Reginaldo Faria usa sua experiência pessoal para construir personagem

Reginaldo Faria já se acostumou tanto à insegurança antes do início de cada trabalho que passou a defini-la como uma característica do artista. Os “sintomas” vão de uma leve taquicardia a uma quase incontrolável “vontade de fugir”. Com Cabocla não foi diferente. Sobretudo porque, desde O Clone, de 2001, ele não “enfrentava” os estúdios – fez apenas uma participação em Celebridade. O intervalo, segundo ele, é o suficiente para que esqueça que sabe “fazer as coisas”. Mas Reginaldo não se importa. “Sem medo, a vida seria chata. Deus é absoluto, mas deve ser um entediado”, pondera, com o bom humor que se sobrepõe ao jeito reservado em poucos minutos de conversa.

Iniciado o trabalho, o sensato Joaquim acabou se revelando familiar. A relação com o filho, Luís Jerônimo, vivido por Daniel Oliveira, Reginaldo captou de primeira. “Pela educação que tive, tenho mais facilidade para entender um pai rígido que um ‘modernoso'”, justifica. A vida afetiva do personagem, que redescobre o amor na jovem Pequetita, interpretada por Mareliz Rodrigues, foi mais fácil ainda. Enquanto Joaquim ainda se censura pela paixão por uma moça que, exagerado, diz parecer sua neta, Reginaldo é casado com uma mulher 33 anos mais jovem, a cantora Rose Ventura. “É só trocar de cenário, de mulher e de época”, simplifica, aos risos.

Cinema

Aos 67 anos de idade, Reginaldo está ansioso por voltar à direção. O ator tem oito filmes no currículo, sendo o último Barra Pesada, de 1977. “É uma forma mais ampla de expressão. Papéis me são oferecidos e podem até exprimir algumas idéias minhas, mas não é a mesma coisa”, tenta explicar. Para quem conhece seu jeito de típico contador de histórias, a justificativa basta.
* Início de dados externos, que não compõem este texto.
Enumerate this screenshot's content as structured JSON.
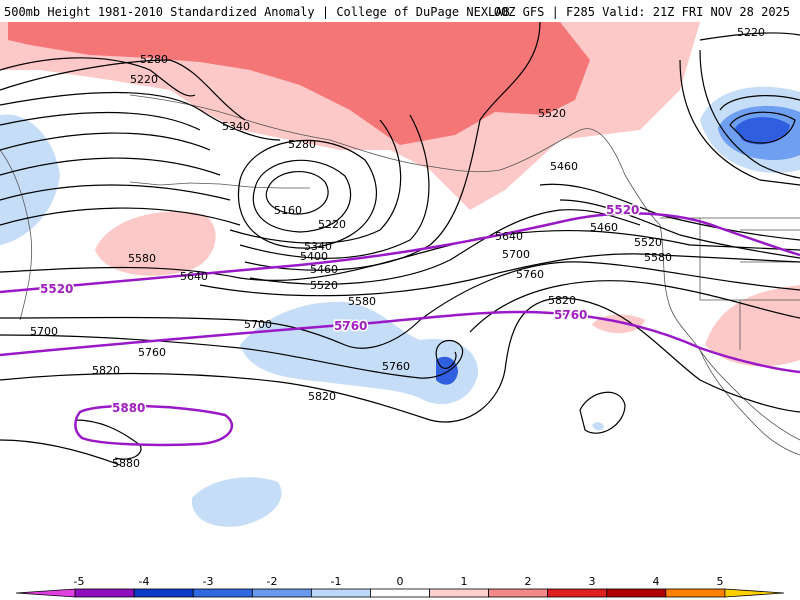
{
  "header": {
    "left": "500mb Height 1981-2010 Standardized Anomaly | College of DuPage NEXLAB",
    "right": "00Z GFS | F285 Valid: 21Z FRI NOV 28 2025"
  },
  "contour_labels": {
    "c5280a": "5280",
    "c5220a": "5220",
    "c5340a": "5340",
    "c5280b": "5280",
    "c5160": "5160",
    "c5220b": "5220",
    "c5340b": "5340",
    "c5400": "5400",
    "c5460a": "5460",
    "c5520a": "5520",
    "c5580a": "5580",
    "c5580b": "5580",
    "c5640a": "5640",
    "c5700a": "5700",
    "c5700b": "5700",
    "c5760a": "5760",
    "c5760b": "5760",
    "c5820a": "5820",
    "c5820b": "5820",
    "c5820c": "5820",
    "c5880": "5880",
    "c5520b": "5520",
    "c5460b": "5460",
    "c5460c": "5460",
    "c5520c": "5520",
    "c5580c": "5580",
    "c5640b": "5640",
    "c5700c": "5700",
    "c5760c": "5760",
    "c5220c": "5220"
  },
  "climo_labels": {
    "p5520a": "5520",
    "p5520b": "5520",
    "p5760a": "5760",
    "p5760b": "5760",
    "p5880": "5880"
  },
  "colorbar": {
    "ticks": [
      "-5",
      "-4",
      "-3",
      "-2",
      "-1",
      "0",
      "1",
      "2",
      "3",
      "4",
      "5"
    ],
    "colors": [
      "#e040e0",
      "#9010c0",
      "#0a3cc8",
      "#2f6ae0",
      "#6a98ec",
      "#bcd8f8",
      "#ffffff",
      "#ffd0d0",
      "#f48a8a",
      "#e02020",
      "#b00000",
      "#ff8000",
      "#ffd000"
    ]
  },
  "anomaly_colors": {
    "neg1": "#c6ddf8",
    "neg2": "#6f9ff0",
    "neg3": "#2f5fdf",
    "pos1": "#fcc8c8",
    "pos2": "#f47676"
  }
}
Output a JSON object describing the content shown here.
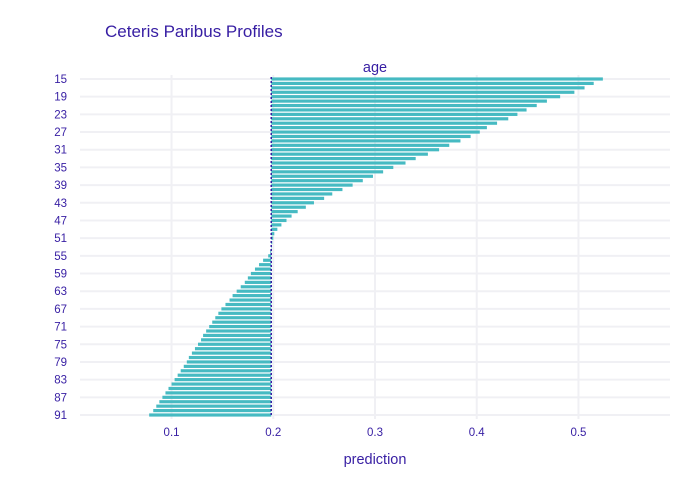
{
  "title": "Ceteris Paribus Profiles",
  "chart_data": {
    "type": "bar",
    "orientation": "horizontal",
    "title": "Ceteris Paribus Profiles",
    "subplot_title": "age",
    "xlabel": "prediction",
    "ylabel": "",
    "baseline": 0.198,
    "xlim": [
      0.01,
      0.59
    ],
    "xticks": [
      0.1,
      0.2,
      0.3,
      0.4,
      0.5
    ],
    "yticks": [
      15,
      19,
      23,
      27,
      31,
      35,
      39,
      43,
      47,
      51,
      55,
      59,
      63,
      67,
      71,
      75,
      79,
      83,
      87,
      91
    ],
    "grid": true,
    "bar_color": "#46bac2",
    "baseline_color": "#371ea3",
    "categories": [
      15,
      16,
      17,
      18,
      19,
      20,
      21,
      22,
      23,
      24,
      25,
      26,
      27,
      28,
      29,
      30,
      31,
      32,
      33,
      34,
      35,
      36,
      37,
      38,
      39,
      40,
      41,
      42,
      43,
      44,
      45,
      46,
      47,
      48,
      49,
      50,
      51,
      52,
      53,
      54,
      55,
      56,
      57,
      58,
      59,
      60,
      61,
      62,
      63,
      64,
      65,
      66,
      67,
      68,
      69,
      70,
      71,
      72,
      73,
      74,
      75,
      76,
      77,
      78,
      79,
      80,
      81,
      82,
      83,
      84,
      85,
      86,
      87,
      88,
      89,
      90,
      91
    ],
    "values": [
      0.524,
      0.515,
      0.506,
      0.496,
      0.482,
      0.469,
      0.459,
      0.449,
      0.44,
      0.431,
      0.42,
      0.41,
      0.403,
      0.394,
      0.384,
      0.373,
      0.363,
      0.352,
      0.34,
      0.33,
      0.318,
      0.308,
      0.298,
      0.288,
      0.278,
      0.268,
      0.258,
      0.25,
      0.24,
      0.232,
      0.224,
      0.218,
      0.213,
      0.208,
      0.204,
      0.201,
      0.2,
      0.199,
      0.198,
      0.197,
      0.195,
      0.19,
      0.186,
      0.182,
      0.178,
      0.175,
      0.172,
      0.168,
      0.164,
      0.16,
      0.157,
      0.153,
      0.149,
      0.146,
      0.143,
      0.14,
      0.137,
      0.134,
      0.131,
      0.129,
      0.126,
      0.123,
      0.12,
      0.117,
      0.115,
      0.112,
      0.109,
      0.106,
      0.103,
      0.1,
      0.097,
      0.094,
      0.091,
      0.088,
      0.085,
      0.082,
      0.078
    ]
  }
}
É com uma delas, aliás, que o ator destaca a inquietação que o acompanha desde criança. “Com quatro anos, me perguntava o que seria a morte, o que seria ‘ser o nada’. Caía num berreiro e minha mãe não entendia nada”, conta Reginaldo, que já escreveu várias peças de teatro e é um exímio violonista, com cerca de 60 composições guardadas na gaveta. “Acho que não suportaria ser só eu”, conclui, com um sorriso tranqüilo.

À caça de emoções

Depois de iniciar a carreira no cinema, ainda na adolescência, Reginaldo Faria começou a se dividir entre a sétima arte e os trabalhos na telinha em 1965. Seu primeiro papel de destaque foi em Dancin’ Days, de 1978, na qual interpretou Hélio, o dono da boate que dava nome à trama. Mas a maioria das boas lembranças que Reginaldo guarda da tevê não está relacionada a grandes sucessos. “Há trabalhos que marcaram pelo sucesso, como Dancin’ Days e Água Viva. Mas o melhor é quando marcam pela profundidade”, diferencia. A única “coincidência” é o corrupto Marco Aurélio, de Vale Tudo, até hoje seu papel mais lembrado pelo público. Reginaldo destaca ainda o Barão Sobral, de Força de um Desejo, “pela intensidade”, e as minisséries A Máfia no Brasil e Boca do Lixo. “Sempre quis fazer uma coisa meio mafiosa. E, em Boca do Lixo, fazia um homossexual. Qualquer exagero me levaria a um ridículo atroz”, justifica o ator, que, à exceção de Corpo Santo, da Manchete, fez todos os seus trabalhos na Globo.

Chefão

Reginaldo Faria iniciou a carreira artística levado pelo irmão mais velho, o diretor Roberto Faria. Com ele, fez alguns de seus maiores trabalhos no cinema, como Assalto ao Trem Pagador, Os Machões e Pra Frente, Brasil. Já consagrado, acabou influenciando os filhos a adotarem a mesma opção. Pai do diretor Régis Faria, do ator Marcelo Faria e do caçula Carlos André – que se mudou para a casa do ator, no Rio de Janeiro, para investir no teatro -, Reginaldo só lamenta o fato de não poder estar sempre trabalhando com os três. “Nossa família adora o prazer de trabalhar junto. É uma coisa meio mafiosa mesmo”, confessa, com um sorriso maroto.